Please note at this juncture that I was not intentionally breaking my friend. I just can’t hear the song without thinking of the website. So I shared, assuming that she’d already seen it. I was so very wrong.

AE: I just clicked on that. OMFG!!!

me: hahahahahahahahahahahaahahhaahaha

AE: I threw up a little in my mouth.

me: Bahahahahahahahahahaha

AE: I’m in a serious meeting, too. Thanks a LOT.

me: (laughing out loud in the bank and getting funny looks) Oh god. Can’t breathe. I may die. So worth it.

I’m sure she wishes that there were such a think as brain bleach and that she had some. I need to figure out how to invent it. Cause seriously, there are some things you just can’t unsee.

Proof that I am not all ceiling cat: I may have shared said website with many, many of my friends.

Should you choose to email me wanting the URL, please be forewarned. When I say NSFW, I truly mean it 🙂

I’m a menace to myself…

I can admit this.

I fall, a lot. I trip over nothing. I do that thing that Jamie Lee Curtis did in True Lies with the high heels, in sneakers or my bare feet.

Essentially, I’m just dangerous to myself.
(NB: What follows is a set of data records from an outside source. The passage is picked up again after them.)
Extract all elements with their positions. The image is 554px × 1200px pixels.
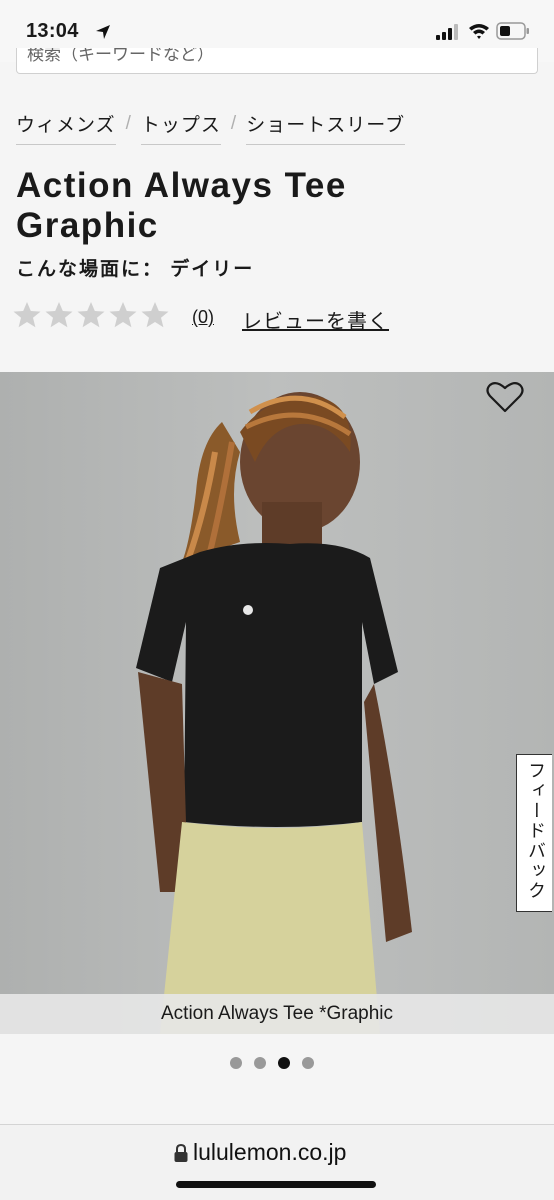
url-text[interactable]: lululemon.co.jp — [193, 1139, 346, 1166]
image-caption: Action Always Tee *Graphic — [161, 1003, 393, 1024]
breadcrumb-tops[interactable]: トップス — [140, 110, 221, 145]
breadcrumb-short-sleeve[interactable]: ショートスリーブ — [246, 110, 406, 145]
home-indicator[interactable] — [176, 1181, 376, 1188]
heart-icon[interactable] — [486, 380, 524, 414]
battery-icon — [496, 22, 529, 40]
feedback-tab[interactable]: フィードバック — [516, 754, 552, 912]
star-icon — [77, 302, 105, 328]
carousel-dot[interactable] — [278, 1057, 290, 1069]
carousel-dot[interactable] — [254, 1057, 266, 1069]
breadcrumb-separator: / — [230, 113, 237, 134]
star-icon — [13, 302, 41, 328]
star-icon — [141, 302, 169, 328]
product-title: Action Always Tee Graphic — [16, 166, 347, 245]
status-time: 13:04 — [26, 20, 79, 42]
product-image[interactable] — [0, 372, 554, 1034]
breadcrumb-womens[interactable]: ウィメンズ — [16, 110, 116, 145]
star-icon — [109, 302, 137, 328]
star-icon — [45, 302, 73, 328]
search-placeholder: 検索（キーワードなど） — [27, 48, 214, 64]
location-arrow-icon — [96, 25, 110, 39]
cellular-signal-icon — [436, 24, 458, 40]
carousel-dot[interactable] — [302, 1057, 314, 1069]
star-rating — [12, 300, 172, 330]
feedback-label: フィードバック — [526, 761, 546, 901]
search-input[interactable]: 検索（キーワードなど） — [16, 48, 538, 74]
carousel-dot[interactable] — [230, 1057, 242, 1069]
breadcrumb: ウィメンズ / トップス / ショートスリーブ — [16, 110, 406, 145]
product-activity: こんな場面に： デイリー — [16, 259, 255, 280]
product-photo — [0, 372, 554, 1034]
wifi-icon — [469, 24, 489, 39]
breadcrumb-separator: / — [125, 113, 131, 134]
write-review-link[interactable]: レビューを書く — [242, 305, 389, 334]
lock-icon — [174, 1143, 188, 1162]
review-count-link[interactable]: (0) — [192, 307, 214, 328]
carousel-dots — [230, 1057, 326, 1069]
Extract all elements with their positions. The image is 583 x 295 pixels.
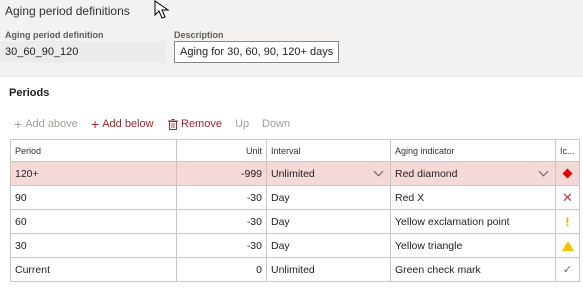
table-row[interactable]: 120+ -999 Unlimited Red diamond <box>10 161 580 186</box>
up-button[interactable]: Up <box>235 118 249 130</box>
periods-panel: Periods + Add above + Add below Remove U… <box>0 76 583 295</box>
column-header-unit[interactable]: Unit <box>176 139 267 162</box>
icon-cell: ✓ <box>555 257 580 282</box>
table-row[interactable]: 90 -30 Day Red X ✕ <box>10 185 580 210</box>
add-below-label: Add below <box>102 118 154 130</box>
icon-cell <box>555 161 580 186</box>
periods-title: Periods <box>9 87 50 99</box>
periods-toolbar: + Add above + Add below Remove Up Down <box>0 114 583 136</box>
header-area: Aging period definitions Aging period de… <box>0 0 583 72</box>
grid-header-row: Period Unit Interval Aging indicator Ic.… <box>10 139 580 162</box>
down-label: Down <box>262 118 291 130</box>
plus-icon: + <box>14 115 23 132</box>
period-cell[interactable]: 30 <box>10 233 177 258</box>
add-above-label: Add above <box>25 118 78 130</box>
interval-cell[interactable]: Day <box>266 185 391 210</box>
remove-button[interactable]: Remove <box>168 118 222 130</box>
up-label: Up <box>235 118 250 130</box>
indicator-cell[interactable]: Yellow triangle <box>390 233 556 258</box>
periods-grid: Period Unit Interval Aging indicator Ic.… <box>10 139 580 282</box>
indicator-cell[interactable]: Green check mark <box>390 257 556 282</box>
unit-cell[interactable]: 0 <box>176 257 267 282</box>
check-mark-icon: ✓ <box>562 264 573 276</box>
column-header-aging-indicator[interactable]: Aging indicator <box>390 139 556 162</box>
mouse-cursor-icon <box>154 0 170 19</box>
description-input[interactable]: Aging for 30, 60, 90, 120+ days <box>174 41 339 63</box>
yellow-triangle-icon <box>561 240 574 251</box>
period-cell[interactable]: 60 <box>10 209 177 234</box>
chevron-down-icon[interactable] <box>373 166 384 177</box>
icon-cell: ✕ <box>555 185 580 210</box>
indicator-cell[interactable]: Yellow exclamation point <box>390 209 556 234</box>
indicator-cell[interactable]: Red diamond <box>390 161 556 186</box>
table-row[interactable]: 30 -30 Day Yellow triangle <box>10 233 580 258</box>
plus-icon: + <box>91 115 100 132</box>
interval-value: Unlimited <box>271 167 315 180</box>
table-row[interactable]: 60 -30 Day Yellow exclamation point ! <box>10 209 580 234</box>
add-above-button[interactable]: + Add above <box>14 115 78 132</box>
red-x-icon: ✕ <box>562 189 573 205</box>
chevron-down-icon[interactable] <box>538 166 549 177</box>
unit-cell[interactable]: -30 <box>176 233 267 258</box>
definition-field: 30_60_90_120 <box>0 41 166 63</box>
unit-cell[interactable]: -30 <box>176 209 267 234</box>
icon-cell <box>555 233 580 258</box>
icon-cell: ! <box>555 209 580 234</box>
yellow-exclamation-icon: ! <box>565 214 570 229</box>
down-button[interactable]: Down <box>262 118 290 130</box>
interval-cell[interactable]: Day <box>266 233 391 258</box>
indicator-cell[interactable]: Red X <box>390 185 556 210</box>
interval-cell[interactable]: Unlimited <box>266 257 391 282</box>
column-header-period[interactable]: Period <box>10 139 177 162</box>
table-row[interactable]: Current 0 Unlimited Green check mark ✓ <box>10 257 580 282</box>
interval-cell[interactable]: Day <box>266 209 391 234</box>
unit-cell[interactable]: -30 <box>176 185 267 210</box>
description-label: Description <box>174 30 224 40</box>
red-diamond-icon <box>562 168 573 178</box>
column-header-icon[interactable]: Ic... <box>555 139 580 162</box>
period-cell[interactable]: 90 <box>10 185 177 210</box>
remove-label: Remove <box>181 118 222 130</box>
indicator-value: Red diamond <box>395 167 458 180</box>
page-title: Aging period definitions <box>5 4 130 18</box>
unit-cell[interactable]: -999 <box>176 161 267 186</box>
interval-cell[interactable]: Unlimited <box>266 161 391 186</box>
trash-icon <box>168 118 178 130</box>
column-header-interval[interactable]: Interval <box>266 139 391 162</box>
period-cell[interactable]: 120+ <box>10 161 177 186</box>
definition-label: Aging period definition <box>5 30 104 40</box>
add-below-button[interactable]: + Add below <box>91 115 154 132</box>
period-cell[interactable]: Current <box>10 257 177 282</box>
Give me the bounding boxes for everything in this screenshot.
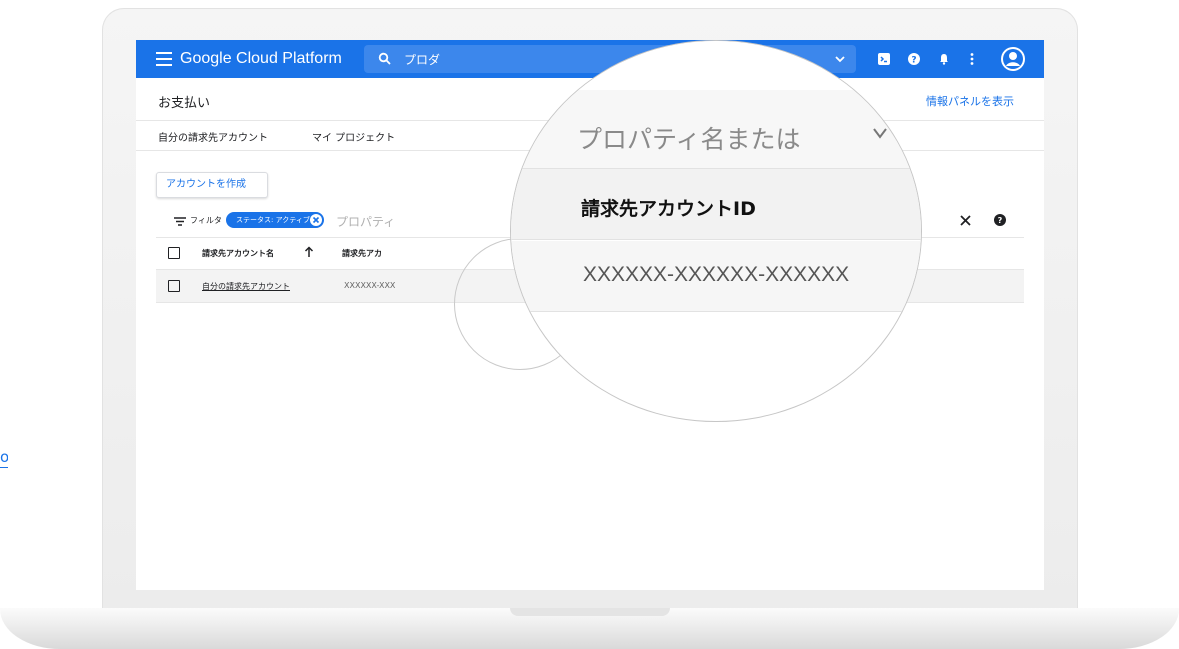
filter-chip-label: ステータス: アクティブ xyxy=(236,216,310,224)
account-name-link[interactable]: 自分の請求先アカウント xyxy=(202,281,290,292)
app-title[interactable]: Google Cloud Platform xyxy=(180,50,342,68)
laptop-screen: Google Cloud Platform プロダ ? お支払い 情報パネルを表… xyxy=(136,40,1044,590)
filter-label: フィルタ xyxy=(190,216,222,225)
magnified-column-header: 請求先アカウントID xyxy=(511,169,921,240)
magnified-top-area xyxy=(511,41,921,90)
search-input[interactable]: プロダ xyxy=(404,51,440,68)
search-icon xyxy=(378,52,391,65)
more-vert-icon[interactable] xyxy=(964,51,980,67)
chevron-down-icon xyxy=(873,128,887,139)
info-panel-link[interactable]: 情報パネルを表示 xyxy=(926,93,1014,109)
filter-chip[interactable]: ステータス: アクティブ xyxy=(226,212,324,228)
laptop-base xyxy=(0,608,1179,649)
row-checkbox[interactable] xyxy=(168,280,180,292)
magnified-account-id: XXXXXX-XXXXXX-XXXXXX xyxy=(583,263,850,286)
stray-link[interactable]: o xyxy=(0,449,8,468)
tab-my-billing-accounts[interactable]: 自分の請求先アカウント xyxy=(158,129,268,144)
notifications-bell-icon[interactable] xyxy=(936,51,952,67)
magnified-search-text: プロパティ名または xyxy=(577,125,801,154)
arrow-up-icon[interactable] xyxy=(304,246,314,258)
column-header-id[interactable]: 請求先アカ xyxy=(342,248,382,259)
magnified-filter-input: プロパティ名または xyxy=(511,90,921,169)
laptop-notch xyxy=(510,608,670,616)
filter-input[interactable]: プロパティ xyxy=(336,213,395,230)
clear-icon[interactable] xyxy=(960,215,971,226)
column-header-name[interactable]: 請求先アカウント名 xyxy=(202,248,274,259)
svg-text:?: ? xyxy=(998,216,1003,225)
create-account-button[interactable]: アカウントを作成 xyxy=(156,172,268,198)
magnifier-lens: プロパティ名または 請求先アカウントID XXXXXX-XXXXXX-XXXXX… xyxy=(510,40,922,422)
magnified-table-row: XXXXXX-XXXXXX-XXXXXX xyxy=(511,241,921,312)
help-icon[interactable]: ? xyxy=(994,214,1006,226)
magnified-column-header-text: 請求先アカウントID xyxy=(581,198,756,220)
tab-my-projects[interactable]: マイ プロジェクト xyxy=(312,129,395,144)
filter-icon[interactable] xyxy=(174,217,186,226)
select-all-checkbox[interactable] xyxy=(168,247,180,259)
avatar[interactable] xyxy=(1000,46,1026,72)
page-title: お支払い xyxy=(158,96,211,111)
account-id: XXXXXX-XXX xyxy=(344,281,396,290)
close-icon[interactable] xyxy=(310,214,322,226)
hamburger-menu-icon[interactable] xyxy=(156,52,172,66)
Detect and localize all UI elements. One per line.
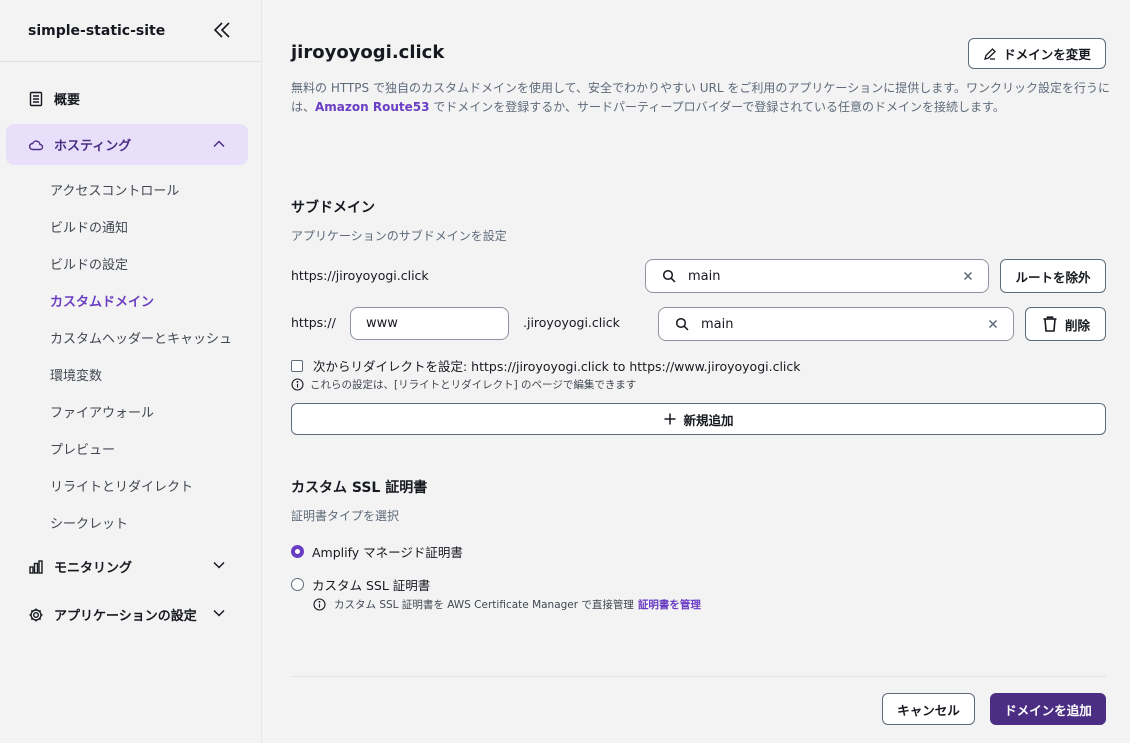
delete-subdomain-button[interactable]: 削除 (1025, 307, 1106, 341)
change-domain-button[interactable]: ドメインを変更 (968, 38, 1106, 69)
subdomain-value: www (366, 316, 398, 331)
collapse-icon[interactable] (213, 21, 233, 41)
chart-icon (28, 559, 44, 575)
ssl-option-custom-label: カスタム SSL 証明書 (312, 578, 431, 593)
manage-certificate-link[interactable]: 証明書を管理 (638, 597, 701, 612)
page-title: jiroyoyogi.click (291, 42, 445, 63)
radio-managed[interactable] (291, 545, 304, 558)
clear-icon[interactable] (987, 318, 999, 330)
rewrite-info-text: これらの設定は、[リライトとリダイレクト] のページで編集できます (310, 379, 637, 391)
settings-icon (28, 607, 44, 623)
sidebar: simple-static-site 概要 ホスティング アクセスコントロール … (0, 0, 262, 743)
sidebar-item-build-settings[interactable]: ビルドの設定 (50, 254, 128, 273)
sidebar-item-overview[interactable]: 概要 (28, 89, 80, 108)
ssl-subtitle: 証明書タイプを選択 (291, 509, 400, 523)
cloud-icon (28, 137, 44, 153)
ssl-option-managed-label: Amplify マネージド証明書 (312, 545, 463, 560)
change-domain-label: ドメインを変更 (1003, 47, 1091, 62)
clear-icon[interactable] (962, 270, 974, 282)
root-branch-value: main (688, 268, 721, 284)
root-domain-url: https://jiroyoyogi.click (291, 268, 429, 283)
radio-custom[interactable] (291, 578, 304, 591)
subdomain-input[interactable]: www (350, 307, 509, 340)
sidebar-header: simple-static-site (0, 0, 261, 62)
main-panel: jiroyoyogi.click ドメインを変更 無料の HTTPS で独自のカ… (263, 0, 1130, 743)
page-description: 無料の HTTPS で独自のカスタムドメインを使用して、安全でわかりやすい UR… (291, 79, 1111, 117)
add-new-subdomain-button[interactable]: 新規追加 (291, 403, 1106, 435)
subdomain-subtitle: アプリケーションのサブドメインを設定 (291, 229, 507, 243)
root-branch-select[interactable]: main (645, 259, 989, 293)
chevron-down-icon (212, 558, 228, 574)
redirect-checkbox-label: 次からリダイレクトを設定: https://jiroyoyogi.click t… (313, 359, 801, 374)
route53-link[interactable]: Amazon Route53 (315, 100, 429, 114)
subdomain-suffix: .jiroyoyogi.click (523, 315, 620, 330)
sidebar-item-label: 概要 (54, 93, 81, 108)
ssl-option-custom[interactable]: カスタム SSL 証明書 (291, 575, 430, 594)
search-icon (675, 317, 689, 331)
sidebar-item-custom-domains[interactable]: カスタムドメイン (50, 291, 154, 310)
sidebar-item-env-variables[interactable]: 環境変数 (50, 365, 102, 384)
search-icon (662, 269, 676, 283)
ssl-custom-info-text: カスタム SSL 証明書を AWS Certificate Manager で直… (334, 599, 634, 611)
trash-icon (1041, 315, 1059, 333)
sidebar-item-hosting[interactable]: ホスティング (6, 124, 248, 165)
delete-label: 削除 (1064, 317, 1090, 333)
subdomain-branch-value: main (701, 316, 734, 332)
add-new-label: 新規追加 (683, 412, 734, 428)
ssl-custom-info-row: カスタム SSL 証明書を AWS Certificate Manager で直… (313, 597, 701, 612)
sidebar-item-build-notifications[interactable]: ビルドの通知 (50, 217, 128, 236)
app-name: simple-static-site (28, 22, 166, 39)
subdomain-heading: サブドメイン (291, 200, 375, 216)
ssl-option-managed[interactable]: Amplify マネージド証明書 (291, 542, 463, 561)
sidebar-item-secrets[interactable]: シークレット (50, 513, 128, 532)
sidebar-item-firewall[interactable]: ファイアウォール (50, 402, 154, 421)
sidebar-item-previews[interactable]: プレビュー (50, 439, 115, 458)
redirect-checkbox-row[interactable]: 次からリダイレクトを設定: https://jiroyoyogi.click t… (291, 356, 801, 375)
add-domain-button[interactable]: ドメインを追加 (990, 693, 1106, 725)
subdomain-branch-select[interactable]: main (658, 307, 1014, 341)
sidebar-item-custom-headers[interactable]: カスタムヘッダーとキャッシュ (50, 328, 232, 347)
document-icon (28, 91, 44, 107)
footer-divider (291, 676, 1106, 677)
exclude-root-button[interactable]: ルートを除外 (1000, 259, 1106, 293)
redirect-checkbox[interactable] (291, 359, 303, 372)
sidebar-item-label: アプリケーションの設定 (54, 609, 197, 624)
sidebar-item-access-control[interactable]: アクセスコントロール (50, 180, 179, 199)
sidebar-item-monitoring[interactable]: モニタリング (28, 557, 225, 576)
subdomain-prefix: https:// (291, 315, 336, 330)
info-icon (313, 598, 326, 611)
ssl-heading: カスタム SSL 証明書 (291, 480, 428, 496)
sidebar-item-label: ホスティング (54, 139, 132, 154)
sidebar-item-label: モニタリング (54, 561, 133, 576)
edit-icon (983, 47, 997, 61)
description-text-2: でドメインを登録するか、サードパーティープロバイダーで登録されている任意のドメイ… (429, 100, 1005, 114)
info-icon (291, 378, 304, 391)
plus-icon (663, 412, 677, 426)
chevron-down-icon (212, 606, 228, 622)
chevron-up-icon (212, 137, 226, 151)
rewrite-info-row: これらの設定は、[リライトとリダイレクト] のページで編集できます (291, 377, 636, 392)
cancel-button[interactable]: キャンセル (882, 693, 975, 725)
sidebar-item-app-settings[interactable]: アプリケーションの設定 (28, 605, 225, 624)
sidebar-item-rewrites-redirects[interactable]: リライトとリダイレクト (50, 476, 193, 495)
So yesterday, I was running an errand for work. Picking up food for a meeting. Believe it or not, that part all went just fine.

I carried the box into the office with my car keys in my hand. I set down the box and started unloading the food and cleaning up the kitchen counter.

After everything was all pretty and ready to go, so was I.

Just one little tiny problem.

No car keys.

What the hell?

I had them. I knew I had them, cause the car beeped. So I started looking around where I’d been working. Nope. No keys.

I wasn’t really worried, cause I know me. I know they’re somewhere near by and that I’ve probably looked at them four times and just not seen them.

Ten minutes later, I was totally freaking out, cause I couldn’t find the darn things to save my life. I had four people looking for these stupid keys.

* sigh *

I finally found them. In the trash can.

Yeah.

Don’t ask me how they got there, it’s really still a mystery in my mind. I just thank goodness that there was nothing gross in the trash. Just a couple of cardboard boxes. Whew.

All the same. I really need a keeper.